リニアモーターカーは、静岡県でのトラブルが落ち着いて、いよいよ岐阜県で順調に工事が進むかと思ったら、岐阜県に入ってからも地下水が噴き出し、地盤沈下なども起きている。中津川から、名古屋までの所要時間が15分というのは、魅力的な話だけれど、いつになったら完成するのか。完成するまで生きていられたら、この苗木城からの景色をもう一度見てみたい。

この現在と過去が入り混じったような景色を見に、多くの人たちが訪れている。天守の少し下にある井戸や、武器倉庫の跡などの史跡も、わかりやすく示されており、見学しがいのある史蹟。特に運ぶことは困難と思われる巨石があちこちに使われており、この場所がそもそも巨大な自然石に恵まれた場所だったことが感じられる。
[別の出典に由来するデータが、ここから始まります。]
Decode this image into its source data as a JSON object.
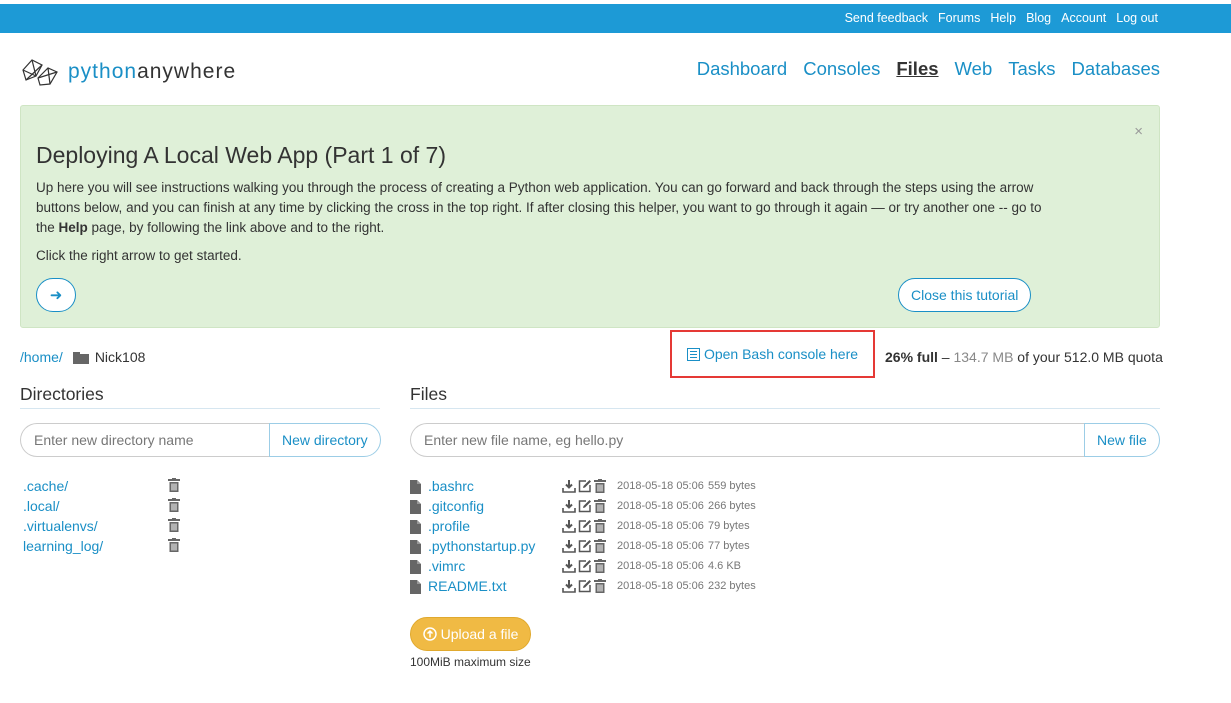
{
  "topbar": {
    "links": [
      "Send feedback",
      "Forums",
      "Help",
      "Blog",
      "Account",
      "Log out"
    ]
  },
  "logo": {
    "part1": "python",
    "part2": "anywhere"
  },
  "nav": {
    "items": [
      "Dashboard",
      "Consoles",
      "Files",
      "Web",
      "Tasks",
      "Databases"
    ],
    "active": "Files"
  },
  "tutorial": {
    "title": "Deploying A Local Web App (Part 1 of 7)",
    "desc_before": "Up here you will see instructions walking you through the process of creating a Python web application. You can go forward and back through the steps using the arrow buttons below, and you can finish at any time by clicking the cross in the top right. If after closing this helper, you want to go through it again — or try another one -- go to the ",
    "desc_bold": "Help",
    "desc_after": " page, by following the link above and to the right.",
    "hint": "Click the right arrow to get started.",
    "close_label": "Close this tutorial",
    "close_x": "×",
    "arrow": "➜"
  },
  "path": {
    "home": "/home/",
    "user": "Nick108"
  },
  "bash_label": "Open Bash console here",
  "quota": {
    "pct": "26% full",
    "dash": " – ",
    "used": "134.7 MB",
    "rest": " of your 512.0 MB quota"
  },
  "directories": {
    "title": "Directories",
    "placeholder": "Enter new directory name",
    "button": "New directory",
    "items": [
      ".cache/",
      ".local/",
      ".virtualenvs/",
      "learning_log/"
    ]
  },
  "files": {
    "title": "Files",
    "placeholder": "Enter new file name, eg hello.py",
    "button": "New file",
    "items": [
      {
        "name": ".bashrc",
        "date": "2018-05-18 05:06",
        "size": "559 bytes"
      },
      {
        "name": ".gitconfig",
        "date": "2018-05-18 05:06",
        "size": "266 bytes"
      },
      {
        "name": ".profile",
        "date": "2018-05-18 05:06",
        "size": "79 bytes"
      },
      {
        "name": ".pythonstartup.py",
        "date": "2018-05-18 05:06",
        "size": "77 bytes"
      },
      {
        "name": ".vimrc",
        "date": "2018-05-18 05:06",
        "size": "4.6 KB"
      },
      {
        "name": "README.txt",
        "date": "2018-05-18 05:06",
        "size": "232 bytes"
      }
    ]
  },
  "upload": {
    "label": "Upload a file",
    "note": "100MiB maximum size"
  },
  "colors": {
    "topbar": "#1d9ad6",
    "link": "#1a8fc6",
    "tutorial_bg": "#dff0d8",
    "upload": "#f0ba44",
    "highlight": "#e53935"
  }
}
この後岩村城に向かう。岩村城は女城主で有名な城。私は女城主という言葉を、日本酒の銘柄として最初に目にしたが、柴咲コウが主演でNHKの大河にもなったようだ。岩村城には、岩村町の街中に車を停めて、石畳の道を、石垣を見ながら上ることもできる。ただ苗木城で足が疲れていた私は、国道418号線をもう少し上矢作向かって走った後、自動車で狭い道を上って岩村城のすぐ下の駐車場に車を停めた。こちらの駐車場は無料。入場料もかからなかった。

岩村城は、恵那市岩村町にある城。1221年に遠山景朝が築いた。別名霧ヶ城と言われる。先ほど見た苗木城より、前からある城のようだ。岩村城の石垣を降りたところに神社があり、その向かいに井戸がある。この井戸に蛇笏を入れると霧が発生して山全体が霧に覆われるという伝説があるそうだ。

守りやすさという点では、苗木城の方が守りやすそうだが、地域に密着しているという点では岩村城に軍配が上がる。岩村城は標高が高い所に立っているという理由で、日本三大山城に選ばれている。そのためか、外国人の見学者はこちらの方が多かった。

どちらの山城も、一歩のステップが高い階段が多く、景色は良かったけれど疲れてしまった。戦国の武将のような気持で城を見られるようになるには、もう少し修行が必要なようだ。